Летний домик с бассейном
Шрифт:
— Мне… мне надо пройти, — сказал я. — Можно?
Она кивнула. Из-за красных пятен на лице особо не разглядишь, но она вроде бы опять покраснела. А в следующий миг протиснулась мимо меня и направилась к ресторану.
Никто не обратил на меня пристального внимания, когда я проходил мимо бара. Мужики, припечатавшие меня и Ралфа к песку, видимо, ушли искать местечко повеселее. Сотней-другой метров дальше Лиза и Томас с компанией ровесников по-прежнему гоняли футбольный мяч. Инцидента возле бара они, к счастью, не заметили. Как раз перед тем как заперся в туалете, чтобы осмотреть глаз, я столкнулся с Лизой.
«Ты еще побудешь здесь? — спросил я. — Если что, я в туалете». Я показал на ресторан, но мне показалось, Лиза толком не слушала. «Ладно», — сказала она, не глядя на меня, и побежала прочь по песку, за Томасом и еще тремя мальчишками, которые пинали перед собой мяч.
Ралф в конце концов сумел самостоятельно освободиться от мужиков, которые прижимали его к земле. Чертыхаясь и крича, он подхватил пластиковую сумку с фейерверком и большими шагами двинул в сторону моря.
«Идем со мной, Марк! — крикнул мне Ралф. — Пускай эти мерзавцы защищают шлюшек, если им это доставляет удовольствие!» Но он не оглянулся, не посмотрел, иду я за ним или нет.
Куда подевался Стэнли, я так и не понял. Встал, отряхнул песок с рубашки и шорт и (одним глазом) посмотрел по сторонам.
В этот миг латышская девчонка, которая пила водку, хлопнулась в обморок. Вот только что стояла среди нас, с пустым стаканом в руке, а секунду спустя упала. Бесшумно. Как падает листок с дерева. Мужчины склонились над нею. Похлопали ладонями по щекам. Кто-то поднес к ее носу перечницу. Еще кто-то схватил с барной стойки мокрую салфетку, смочил ей лоб. Приподняли веко — глаза закатились, виден только белок. Я быстро отвел взгляд и невольно ощупал собственный глаз.
«Врач, — сказал кто-то, — нужно найти врача!»

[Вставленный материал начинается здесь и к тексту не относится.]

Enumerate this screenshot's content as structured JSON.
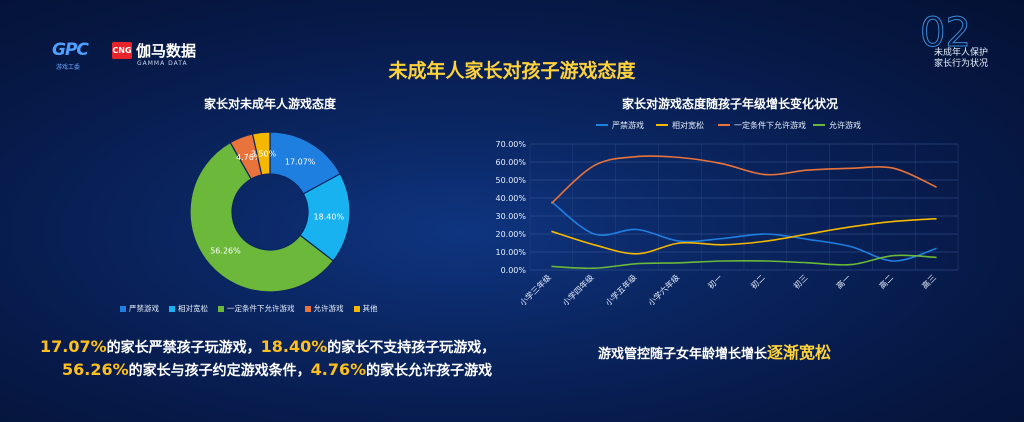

Возможность у меня была. Возможность уйти. Никто не обращал на меня внимания. Я глубоко вздохнул, глядя на море. Петарды сейчас никто больше не запускал, море, совершенно черное, раскинулось под черным, усыпанным звездами небом. В тишине между ударами басов слышался плеск прибоя.
«Я врач», — сказал я.
29
Впоследствии я часто спрашивал себя: может, останься латышка на ногах, события приняли бы другой оборот? Может, я бы тогда не опоздал? Я считал и пересчитывал, но однозначного вывода сделать не мог. Тут примерно как со словами, сказанными кому-либо. Злыми словами. По крайней мере, я думаю, что со злыми. Всю ночь не спишь, реконструируешь разговор. Но время идет, и слова становятся все более расплывчатыми. Наутро собираешься с духом. Спрашиваешь: «Я сказал тебе что-то очень обидное?» «О чем ты?» — спрашивают тебя в ответ.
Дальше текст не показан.